Sunday, 20 February 2011

just some things i wanted to tell you..

I am sick of people in general they don’t respect other people! Uff the hard thing is when you have to talk to those people that doesn’t respect you as a human, or the person you are..

I want to share something here on my blog, that makes me feel like I am a better person that people know about, I had a conversation to a girl the other night, I will not name names, but oh my god, that person wants to save something that you can’t save. I mean we talked and I said okay lets be honest for once, and I asked her have you ever talked bad about me? I really thought she would lie, but guess what she confess that she had talked bad about me, and still she doesn’t have anything against me, how the hell can you not have anything against me when you speak bad things about me? I think that person really need to think close to what she has said about me, because I know everything she has said, thanks to those that are my real friends has told me..

Well now to the conversation, I asked her do you really think that I would want someone like you in my life?
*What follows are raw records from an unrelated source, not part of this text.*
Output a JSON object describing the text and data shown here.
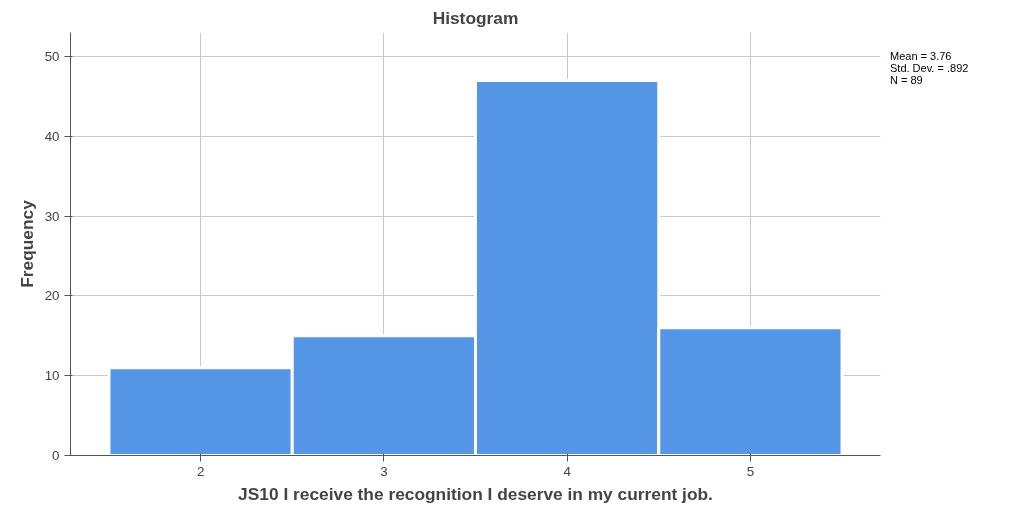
{
  "chart_data": {
    "type": "histogram",
    "title": "Histogram",
    "xlabel": "JS10 I receive the recognition I deserve in my current job.",
    "ylabel": "Frequency",
    "bins": [
      1.5,
      2.5,
      3.5,
      4.5,
      5.5
    ],
    "values": [
      11,
      15,
      47,
      16
    ],
    "color": "#5596e6",
    "xlim": [
      1.29,
      5.71
    ],
    "xticks": [
      2,
      3,
      4,
      5
    ],
    "ylim": [
      0,
      53
    ],
    "yticks": [
      0,
      10,
      20,
      30,
      40,
      50
    ],
    "grid": true,
    "annotations": [
      "Mean = 3.76",
      "Std. Dev. = .892",
      "N = 89"
    ]
  }
}
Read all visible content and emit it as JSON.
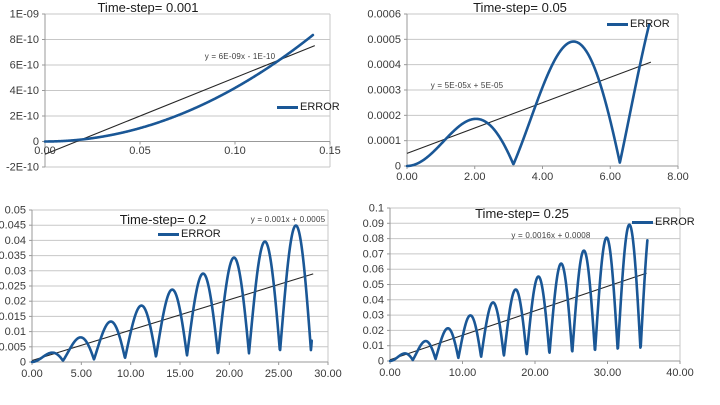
{
  "figure": {
    "background": "#ffffff",
    "colors": {
      "series": "#1a5796",
      "trendline": "#262626",
      "gridline": "#c7c7c7",
      "axis": "#999999",
      "tick_text": "#3a3a3a"
    }
  },
  "charts": [
    {
      "id": "ts-0.001",
      "title": "Time-step= 0.001",
      "legend_label": "ERROR",
      "equation": "y = 6E-09x - 1E-10",
      "chart_data": {
        "type": "line",
        "title": "Time-step= 0.001",
        "legend_entries": [
          "ERROR"
        ],
        "legend_position": "right-middle",
        "gridlines": "horizontal",
        "x_axis": {
          "min": 0,
          "max": 0.15,
          "tick_labels": [
            "0.00",
            "0.05",
            "0.10",
            "0.15"
          ]
        },
        "y_axis": {
          "min": -2e-10,
          "max": 1e-09,
          "tick_labels": [
            "1E-09",
            "8E-10",
            "6E-10",
            "4E-10",
            "2E-10",
            "0",
            "-2E-10"
          ]
        },
        "series": [
          {
            "name": "ERROR",
            "model": {
              "kind": "quadratic",
              "coefficient": 4.2e-08
            },
            "x_start": 0,
            "x_end": 0.141,
            "observed_points": [
              [
                0,
                0
              ],
              [
                0.05,
                1.1e-10
              ],
              [
                0.1,
                4.2e-10
              ],
              [
                0.141,
                8.3e-10
              ]
            ]
          }
        ],
        "trendline": {
          "type": "linear",
          "slope": 6e-09,
          "intercept": -1e-10,
          "x_start": 0,
          "x_end": 0.142,
          "equation_label": "y = 6E-09x - 1E-10"
        }
      }
    },
    {
      "id": "ts-0.05",
      "title": "Time-step= 0.05",
      "legend_label": "ERROR",
      "equation": "y = 5E-05x + 5E-05",
      "chart_data": {
        "type": "line",
        "title": "Time-step= 0.05",
        "legend_entries": [
          "ERROR"
        ],
        "legend_position": "top-right",
        "gridlines": "horizontal",
        "x_axis": {
          "min": 0,
          "max": 8,
          "tick_labels": [
            "0.00",
            "2.00",
            "4.00",
            "6.00",
            "8.00"
          ]
        },
        "y_axis": {
          "min": 0,
          "max": 0.0006,
          "tick_labels": [
            "0.0006",
            "0.0005",
            "0.0004",
            "0.0003",
            "0.0002",
            "0.0001",
            "0"
          ]
        },
        "series": [
          {
            "name": "ERROR",
            "model": {
              "kind": "abs_sine_growth",
              "amp_slope": 0.0001,
              "base_slope": 2e-06
            },
            "x_start": 0,
            "x_end": 7.15,
            "observed_peaks": [
              [
                2.0,
                0.00019
              ],
              [
                4.9,
                0.0005
              ]
            ],
            "observed_minima": [
              [
                3.15,
                0.0
              ],
              [
                6.3,
                1e-05
              ]
            ],
            "observed_end": [
              7.15,
              0.00055
            ]
          }
        ],
        "trendline": {
          "type": "linear",
          "slope": 5e-05,
          "intercept": 5e-05,
          "x_start": 0,
          "x_end": 7.2,
          "equation_label": "y = 5E-05x + 5E-05"
        }
      }
    },
    {
      "id": "ts-0.2",
      "title": "Time-step= 0.2",
      "legend_label": "ERROR",
      "equation": "y = 0.001x + 0.0005",
      "chart_data": {
        "type": "line",
        "title": "Time-step= 0.2",
        "legend_entries": [
          "ERROR"
        ],
        "legend_position": "below-title",
        "gridlines": "horizontal",
        "x_axis": {
          "min": 0,
          "max": 30,
          "tick_labels": [
            "0.00",
            "5.00",
            "10.00",
            "15.00",
            "20.00",
            "25.00",
            "30.00"
          ]
        },
        "y_axis": {
          "min": 0,
          "max": 0.05,
          "tick_labels": [
            "0.05",
            "0.045",
            "0.04",
            "0.035",
            "0.03",
            "0.025",
            "0.02",
            "0.015",
            "0.01",
            "0.005",
            "0"
          ]
        },
        "series": [
          {
            "name": "ERROR",
            "model": {
              "kind": "abs_sine_growth",
              "amp_slope": 0.00155,
              "base_slope": 0.00013
            },
            "x_start": 0,
            "x_end": 28.35,
            "observed_peaks": [
              [
                2,
                0.003
              ],
              [
                5,
                0.008
              ],
              [
                8,
                0.013
              ],
              [
                11,
                0.0185
              ],
              [
                14.1,
                0.024
              ],
              [
                17.3,
                0.029
              ],
              [
                20.4,
                0.034
              ],
              [
                23.6,
                0.0395
              ],
              [
                26.7,
                0.0445
              ]
            ]
          }
        ],
        "trendline": {
          "type": "linear",
          "slope": 0.001,
          "intercept": 0.0005,
          "x_start": 0,
          "x_end": 28.5,
          "equation_label": "y = 0.001x + 0.0005"
        }
      }
    },
    {
      "id": "ts-0.25",
      "title": "Time-step= 0.25",
      "legend_label": "ERROR",
      "equation": "y = 0.0016x + 0.0008",
      "chart_data": {
        "type": "line",
        "title": "Time-step= 0.25",
        "legend_entries": [
          "ERROR"
        ],
        "legend_position": "top-right",
        "gridlines": "horizontal",
        "x_axis": {
          "min": 0,
          "max": 40,
          "tick_labels": [
            "0.00",
            "10.00",
            "20.00",
            "30.00",
            "40.00"
          ]
        },
        "y_axis": {
          "min": 0,
          "max": 0.1,
          "tick_labels": [
            "0.1",
            "0.09",
            "0.08",
            "0.07",
            "0.06",
            "0.05",
            "0.04",
            "0.03",
            "0.02",
            "0.01",
            "0"
          ]
        },
        "series": [
          {
            "name": "ERROR",
            "model": {
              "kind": "abs_sine_growth",
              "amp_slope": 0.0025,
              "base_slope": 0.0002
            },
            "x_start": 0,
            "x_end": 35.5,
            "observed_peaks": [
              [
                2,
                0.005
              ],
              [
                5,
                0.012
              ],
              [
                8,
                0.021
              ],
              [
                11,
                0.029
              ],
              [
                14.1,
                0.037
              ],
              [
                17.2,
                0.0455
              ],
              [
                20.3,
                0.0535
              ],
              [
                23.5,
                0.0615
              ],
              [
                26.6,
                0.0695
              ],
              [
                29.8,
                0.078
              ],
              [
                32.9,
                0.0865
              ]
            ],
            "observed_end": [
              35.5,
              0.0785
            ]
          }
        ],
        "trendline": {
          "type": "linear",
          "slope": 0.0016,
          "intercept": 0.0008,
          "x_start": 0,
          "x_end": 35.4,
          "equation_label": "y = 0.0016x + 0.0008"
        }
      }
    }
  ]
}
In the life life of those I love? I know for a fact she knows I don’t like her, and when she just confess this I don’t like her at all everything that I might had that I might be able to like about here went down the toilett, well I can only speak to myself, but I don’t want people that talk trash in my life about myself, and honest she can moan and tell everyone I have talked bad about her, everyone else would know she is wrong, because I would never go to her level. I know what kind of person she is.

She would not respect that people are happy, she wants to drag you down always, and the worst part she thinks that she is the best. She is faithful and in every faith it says you should respect people no matter what, and she doesn’t do that, she just say people can do things wrong, oh yeah they can do that, but they don’t have to talk open and things like that, I am glad things are out in the open because she doesn’t know that I am far from done with her! She will have to stand for what she has done, it always comes back to you to haunt you!

Well that was the first subject now on to the other one I wanted to talk about..

It is people that is so false, they say up friendship when the other person has friends, lovers that they don’t like. Then they start oh the best part to talk shit about their friend because they have the person that they want to have in their lifes, honest you all show your real side and you do it really bad, if you don’t like the person that they want to have in their life you aren’t a true friend.

A true friend is someone that actually stands by you even when you mess up things, they choose to stand by you. I know for a fact I am a real friend, because my best friend oh yeah she actually choose to take a bad dad to her kid, and be with him in a relationship twice! Still I am her friend and I know she will listen to my opinion, but in the end it is her choice and not mine, but those that talks bad about their friends that they had aren’t a true friend. They don’t know what a friendship is about! They only causes drama, to other people, I know been there done that!

How can you as a friend even if you aren’t friends today talk bad about the person, you have shared good memories with the person, you have shared your opinions, your secret, I mean then you really show the others that they can’t talk with you because you are telling things to others, and want everything to be as you want them to be. I know some people will regret how they have treathed some people because when they realize what they have done it will be to late and they have lost a good person that might be the one that always stood by you no matter what.

Now to the third subject my ex boyfriend that doesn’t even know what he talks about.

I know that he is worried that I will get hurt, but it is my life, and I will still do what I think is right for me. J, you and me will never be together again, and I will never in my life marry you. Because I know for a fact that I don’t love you and I never loved you, well maybe in the beggining but not in the end, I cried more than I smiled, that is not a life. I knew you where cheating deep down, I will not blame everything on you but I should have left you so much earlier, and let myself be happy, but we had good times, and I will try to remember them, but honest you need to leave me alone, I don’t want you in my life at this point of my life.

You remind me of bad times and I don’t want to remember them, I have started to clean up my friends, and you are one that I don’t want to have left in my life, you have to respect that and so doesn L have to respect. I know you are mad because I choose to have F left but I like him as a friend, I miss him as my friend that wasn’t inlove with me, I hope that he will get over me, so we can go back to our friendship, when we played games, had fun. Today we can’t do that because he love me to much and I don’t love him in that way. Why can’t J understand me, I don’t want him to be a part of my life, I will probably never want him in my life, I want to remember the good times, as when we where in Marstrand walking and just had fun. Not when I was wondering if he loved me and cried myslef to sleep.

So J, if you are a true friend you know you have to let me go, since I don’t want you in my life anymore, and take L with you please! I do deserve to be happy as I am.

I really wish people can respect things, but the thing is that people are to stupid to understand when they hurt someone, and they do that without knowing it. I have hurt people lots, and I am sorry for hurting you. But you might have hurt me too, when I think about it it is better not to open yourself to so many people because they doesn’t respect you as you are anyway.

People should learn what respect is, what love is, and what honesty is.. when you know those things you can be my friend!

I don't say I am perfect because I am far from perfect!